Девять граммов в сердце… (автобиографическая проза)
Шрифт:
Уже задолго до отъезда Ванванч начал настраиваться на московское житье, и угасшие было образы далекого города засверкали вновь, а евпаторийские просторы стали казаться нарисованными. Он увидит маму и Жоржетту. Ту самую счастливую Жоржетту, которая стала пионеркой и с пионерской гордостью отказалась ехать к капиталистам! Он завидовал ей и любил ее еще сильнее. И тут как-то внезапно, необъяснимо, почему-то он представил себе Жоржетту, эту гордую коммунальную нимфу, почти сестричку, босой, с грязными коленками и измазанными, давно не мытыми щеками, в рваном платьице… Она протягивала к нему худую ручку и так шевелила высунутым кончиком языка, словно требовала, чтобы он отдал ей свои ванильные кружочки с вишневым мороженым! И это, видимо, передалось окружающим, потому что тетя Сильвия, тоже непонятно почему, шепнула Люлюшке: «Я не могу забыть эту голодную
Наконец Ваграм Петрович усадил их в татарскую пролетку. Они долго целовались…
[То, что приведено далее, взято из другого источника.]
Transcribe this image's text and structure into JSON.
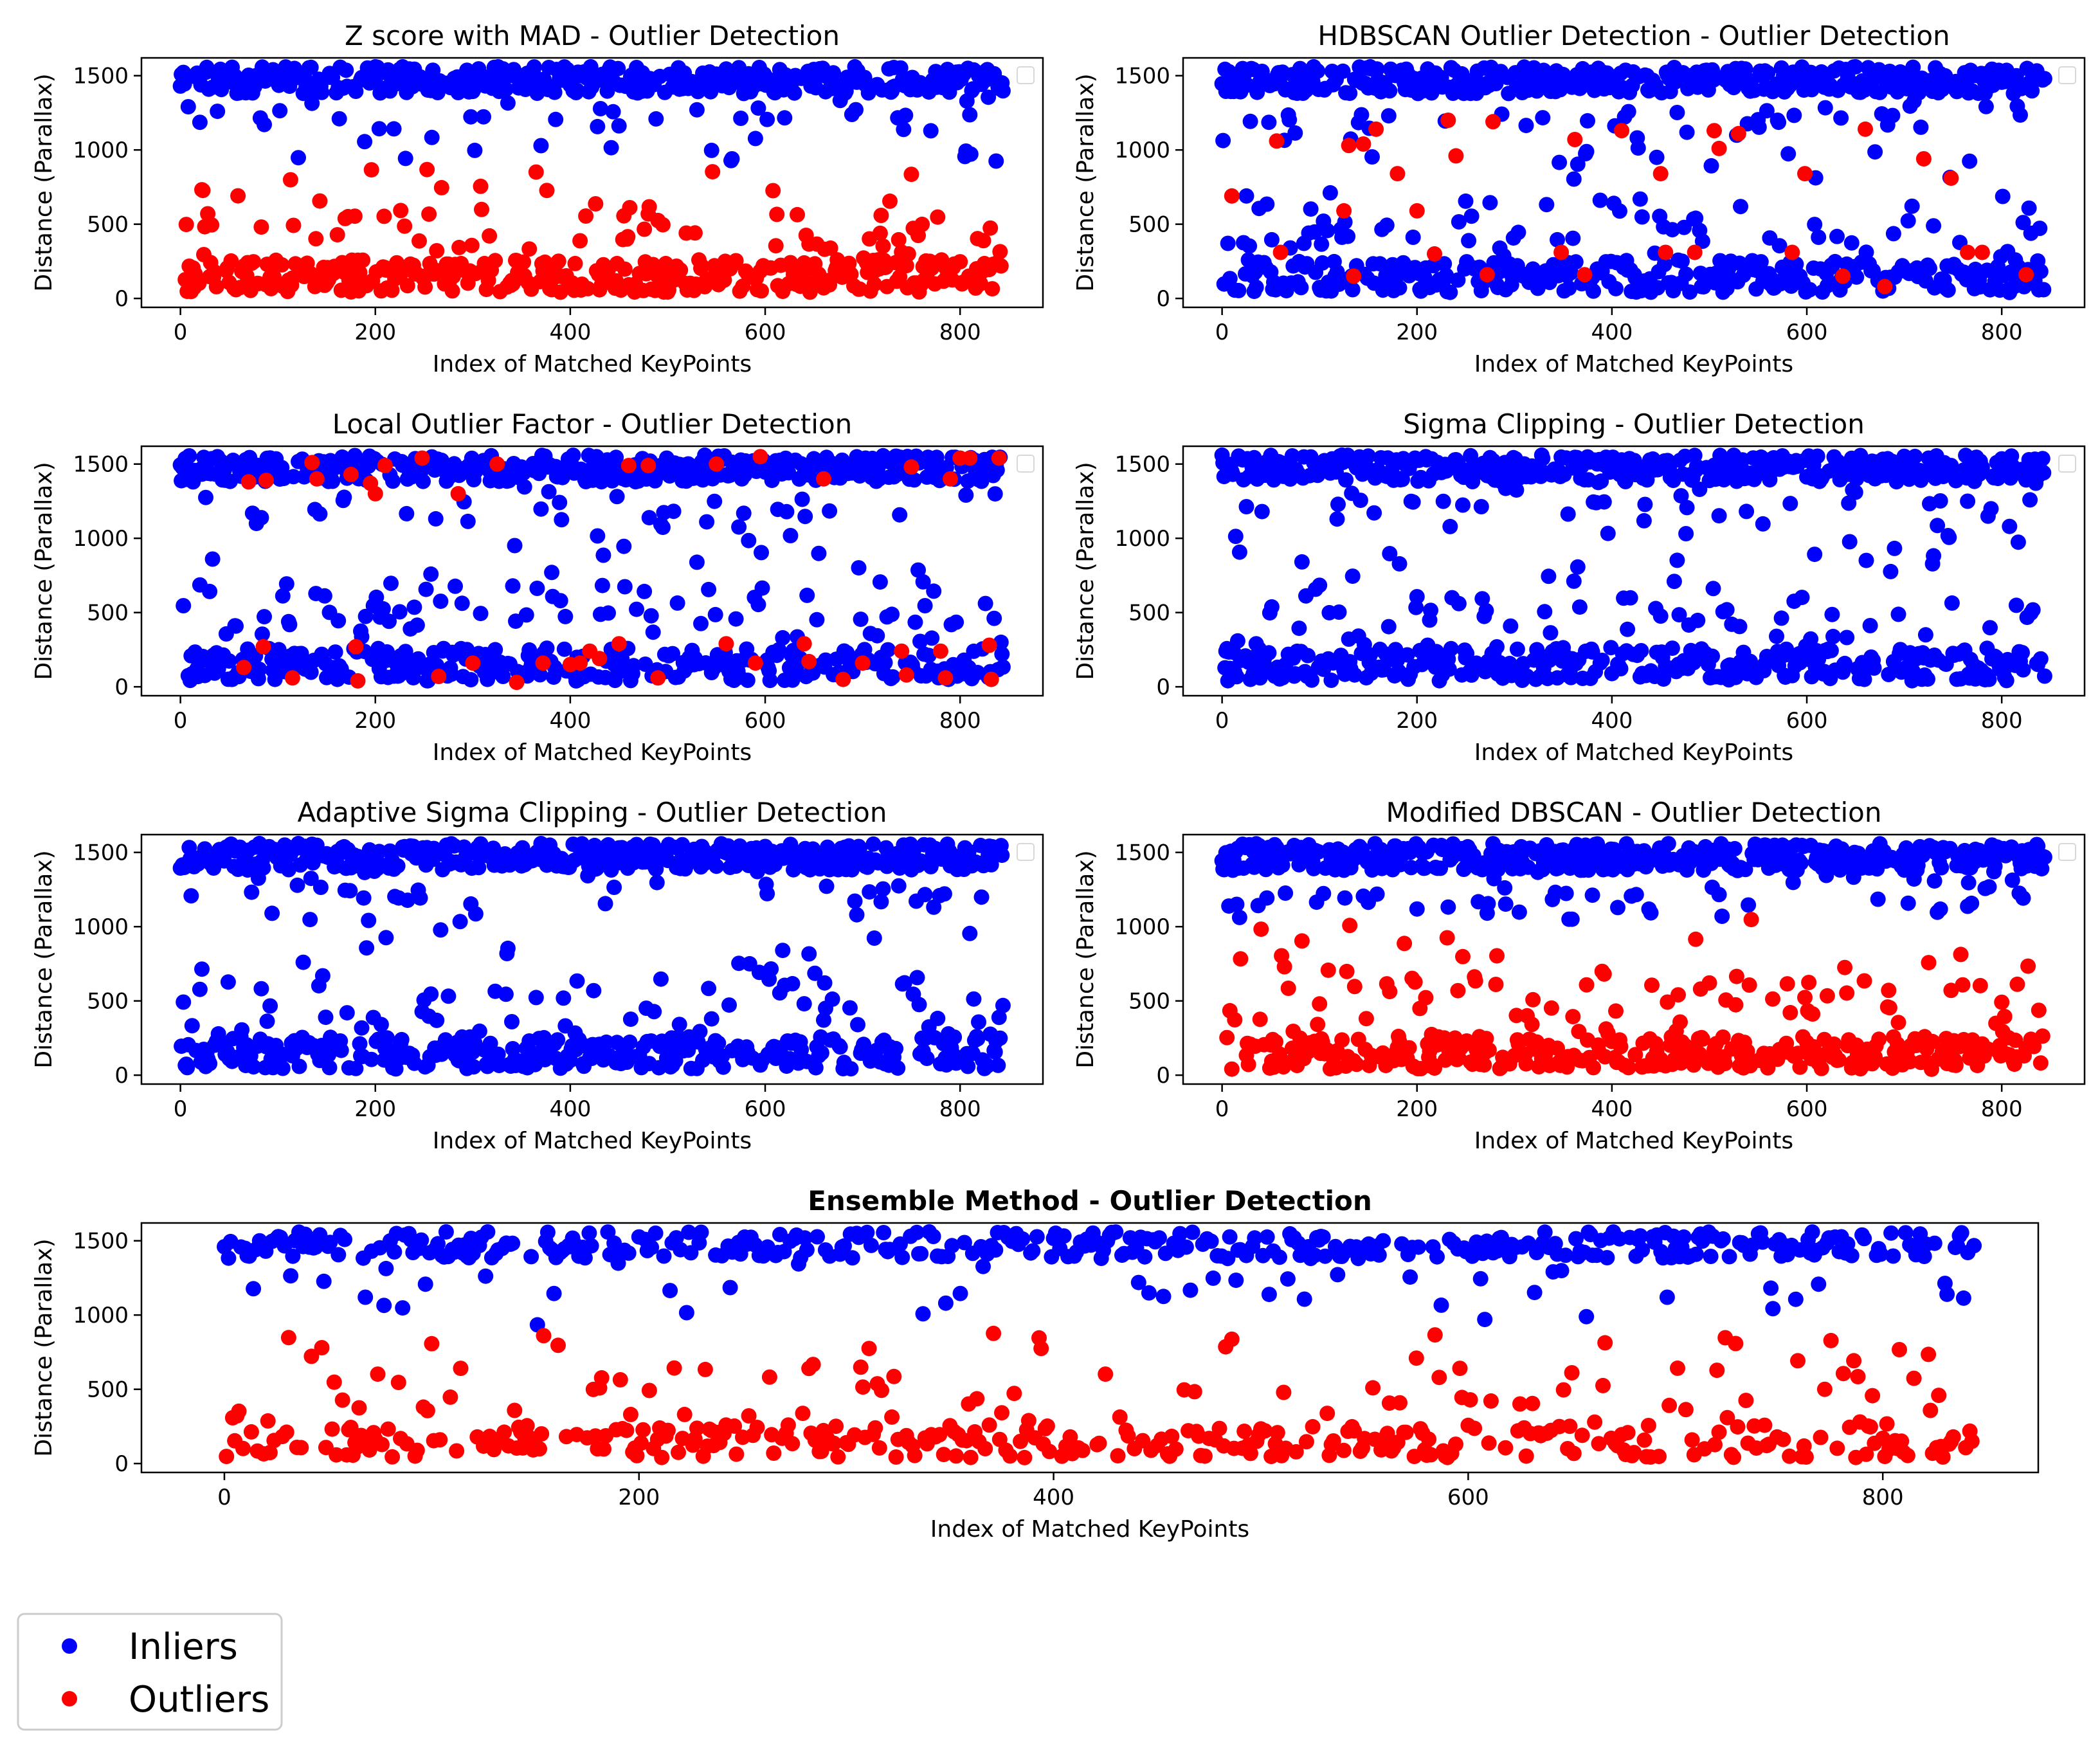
{
  "chart_data": [
    {
      "type": "scatter",
      "title": "Z score with MAD - Outlier Detection",
      "xlabel": "Index of Matched KeyPoints",
      "ylabel": "Distance (Parallax)",
      "xlim": [
        -40,
        885
      ],
      "ylim": [
        -60,
        1620
      ],
      "xticks": [
        0,
        200,
        400,
        600,
        800
      ],
      "yticks": [
        0,
        500,
        1000,
        1500
      ],
      "n_points": 845,
      "inlier_threshold": 900,
      "seed": 11
    },
    {
      "type": "scatter",
      "title": "HDBSCAN Outlier Detection - Outlier Detection",
      "xlabel": "Index of Matched KeyPoints",
      "ylabel": "Distance (Parallax)",
      "xlim": [
        -40,
        885
      ],
      "ylim": [
        -60,
        1620
      ],
      "xticks": [
        0,
        200,
        400,
        600,
        800
      ],
      "yticks": [
        0,
        500,
        1000,
        1500
      ],
      "n_points": 845,
      "outlier_points": [
        [
          10,
          690
        ],
        [
          60,
          310
        ],
        [
          125,
          590
        ],
        [
          135,
          150
        ],
        [
          158,
          1140
        ],
        [
          180,
          840
        ],
        [
          200,
          590
        ],
        [
          218,
          300
        ],
        [
          232,
          1200
        ],
        [
          240,
          960
        ],
        [
          272,
          160
        ],
        [
          278,
          1190
        ],
        [
          348,
          310
        ],
        [
          362,
          1070
        ],
        [
          372,
          160
        ],
        [
          410,
          1130
        ],
        [
          450,
          840
        ],
        [
          455,
          310
        ],
        [
          485,
          310
        ],
        [
          505,
          1130
        ],
        [
          510,
          1010
        ],
        [
          530,
          1110
        ],
        [
          585,
          310
        ],
        [
          598,
          840
        ],
        [
          637,
          150
        ],
        [
          660,
          1140
        ],
        [
          680,
          80
        ],
        [
          720,
          940
        ],
        [
          748,
          810
        ],
        [
          765,
          310
        ],
        [
          780,
          310
        ],
        [
          825,
          160
        ],
        [
          130,
          1030
        ],
        [
          145,
          1040
        ],
        [
          56,
          1060
        ]
      ],
      "seed": 23
    },
    {
      "type": "scatter",
      "title": "Local Outlier Factor - Outlier Detection",
      "xlabel": "Index of Matched KeyPoints",
      "ylabel": "Distance (Parallax)",
      "xlim": [
        -40,
        885
      ],
      "ylim": [
        -60,
        1620
      ],
      "xticks": [
        0,
        200,
        400,
        600,
        800
      ],
      "yticks": [
        0,
        500,
        1000,
        1500
      ],
      "n_points": 845,
      "outlier_points": [
        [
          70,
          1380
        ],
        [
          88,
          1390
        ],
        [
          135,
          1510
        ],
        [
          140,
          1400
        ],
        [
          175,
          1430
        ],
        [
          195,
          1370
        ],
        [
          200,
          1300
        ],
        [
          210,
          1490
        ],
        [
          248,
          1540
        ],
        [
          285,
          1300
        ],
        [
          325,
          1500
        ],
        [
          400,
          1390
        ],
        [
          460,
          1490
        ],
        [
          480,
          1490
        ],
        [
          550,
          1500
        ],
        [
          590,
          1520
        ],
        [
          595,
          1550
        ],
        [
          660,
          1400
        ],
        [
          745,
          1520
        ],
        [
          750,
          1480
        ],
        [
          790,
          1400
        ],
        [
          800,
          1540
        ],
        [
          810,
          1540
        ],
        [
          840,
          1540
        ],
        [
          65,
          130
        ],
        [
          85,
          270
        ],
        [
          115,
          60
        ],
        [
          180,
          270
        ],
        [
          182,
          40
        ],
        [
          265,
          70
        ],
        [
          300,
          160
        ],
        [
          345,
          30
        ],
        [
          372,
          160
        ],
        [
          400,
          150
        ],
        [
          410,
          160
        ],
        [
          420,
          240
        ],
        [
          430,
          190
        ],
        [
          450,
          290
        ],
        [
          490,
          60
        ],
        [
          560,
          290
        ],
        [
          590,
          160
        ],
        [
          640,
          290
        ],
        [
          645,
          170
        ],
        [
          680,
          50
        ],
        [
          700,
          160
        ],
        [
          740,
          240
        ],
        [
          745,
          80
        ],
        [
          780,
          240
        ],
        [
          785,
          60
        ],
        [
          830,
          280
        ],
        [
          832,
          50
        ]
      ],
      "seed": 37
    },
    {
      "type": "scatter",
      "title": "Sigma Clipping - Outlier Detection",
      "xlabel": "Index of Matched KeyPoints",
      "ylabel": "Distance (Parallax)",
      "xlim": [
        -40,
        885
      ],
      "ylim": [
        -60,
        1620
      ],
      "xticks": [
        0,
        200,
        400,
        600,
        800
      ],
      "yticks": [
        0,
        500,
        1000,
        1500
      ],
      "n_points": 845,
      "seed": 41
    },
    {
      "type": "scatter",
      "title": "Adaptive Sigma Clipping - Outlier Detection",
      "xlabel": "Index of Matched KeyPoints",
      "ylabel": "Distance (Parallax)",
      "xlim": [
        -40,
        885
      ],
      "ylim": [
        -60,
        1620
      ],
      "xticks": [
        0,
        200,
        400,
        600,
        800
      ],
      "yticks": [
        0,
        500,
        1000,
        1500
      ],
      "n_points": 845,
      "seed": 53
    },
    {
      "type": "scatter",
      "title": "Modified DBSCAN - Outlier Detection",
      "xlabel": "Index of Matched KeyPoints",
      "ylabel": "Distance (Parallax)",
      "xlim": [
        -40,
        885
      ],
      "ylim": [
        -60,
        1620
      ],
      "xticks": [
        0,
        200,
        400,
        600,
        800
      ],
      "yticks": [
        0,
        500,
        1000,
        1500
      ],
      "n_points": 845,
      "inlier_threshold": 1050,
      "seed": 67
    },
    {
      "type": "scatter",
      "title": "Ensemble Method - Outlier Detection",
      "xlabel": "Index of Matched KeyPoints",
      "ylabel": "Distance (Parallax)",
      "xlim": [
        -40,
        875
      ],
      "ylim": [
        -60,
        1620
      ],
      "xticks": [
        0,
        200,
        400,
        600,
        800
      ],
      "yticks": [
        0,
        500,
        1000,
        1500
      ],
      "n_points": 845,
      "inlier_threshold": 900,
      "seed": 79
    }
  ],
  "legend": {
    "entries": [
      {
        "label": "Inliers",
        "color": "#0000ff"
      },
      {
        "label": "Outliers",
        "color": "#ff0000"
      }
    ],
    "placement": "bottom-left"
  },
  "colors": {
    "inlier": "#0000ff",
    "outlier": "#ff0000"
  }
}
И вот они добрались до Тифлиса. Я уже плохо помню дорогу из Тифлиса в Москву. Помню, что Ванванча сопровождала младшая мамина сестра Сиро. Ей был двадцать один год. Она ехала в Москву поступать в техникум и учиться на чертежницу. В поезде вокруг нее непрерывно крутились возбужденные мужчины. В Тифлисе оставили тяжелобольного дедушку Степана. Тогда он был почти уже при смерти, но Ванванча не посвящали в горькие семейные тайны. Впереди была Москва, и Арбат, и Жоржетта… Он представлял, как наконец встретится с ними. Под стук колес, под мягкий загадочный смех Сиро он представлял все это. Думал и о маме, но как-то так, неопределенно. Жоржетту видел в красном галстуке. Она всплеснет ручками и поразится его загару и засушенному морскому коньку, которого он преподнесет ей. Он рассказал Сиро, как Жоржетта пренебрегла призывами родителей и осталась в СССР, с Настей и в красном галстуке… «Здорово! Да?..» — «Все равно уедет, — сказала Сиро, — папа и мама уехали, а она что?..» — «Так ведь она пионерка!» — крикнул Ванванч. «Уедет», — сказала Сиро.
Он был очень напряжен и, подъехав к дому, вывалился из пролетки и побежал в подъезд. Сиро осталась рассчитываться с извозчиком. Он взлетел на четвертый этаж и стал звонить в двенадцатую квартиру. Ирина Семеновна открыла ему. «Ух ты! Ух ты! — сказала она. — Напужал меня!..»
Вышла, прихрамывая, Настя и молча заплакала и обняла его. «А где Жоржетта?!. Настя, где Жоржетта?..» — спросил он обреченно. «А Жоржетточка в Париж уехала… — сказала Настя с трудом, — вот видишь как… Папа и мама ее уговорили, написали ей, что, мол, как же мы без тебя-то? Мы ведь уже старенькие… как же мы теперь?.. Вот и поехала…» — «Так ведь она пионерка! — крикнул Ванванч. — Как же это она?!»
Настя гладила его по головке, безуспешно пытаясь утишить лаской предательство Жоржетты.
8
«Никогда никому не говори, что твой папа — крупный партийный работник, — говорит Ванванчу мама, делая большие глаза. — Что это значит — «крупный партийный работник»? Он — твой папа, и все… Это ужасно, то, что я услышала… Ты что, хвастаешься? Ты хвастун?»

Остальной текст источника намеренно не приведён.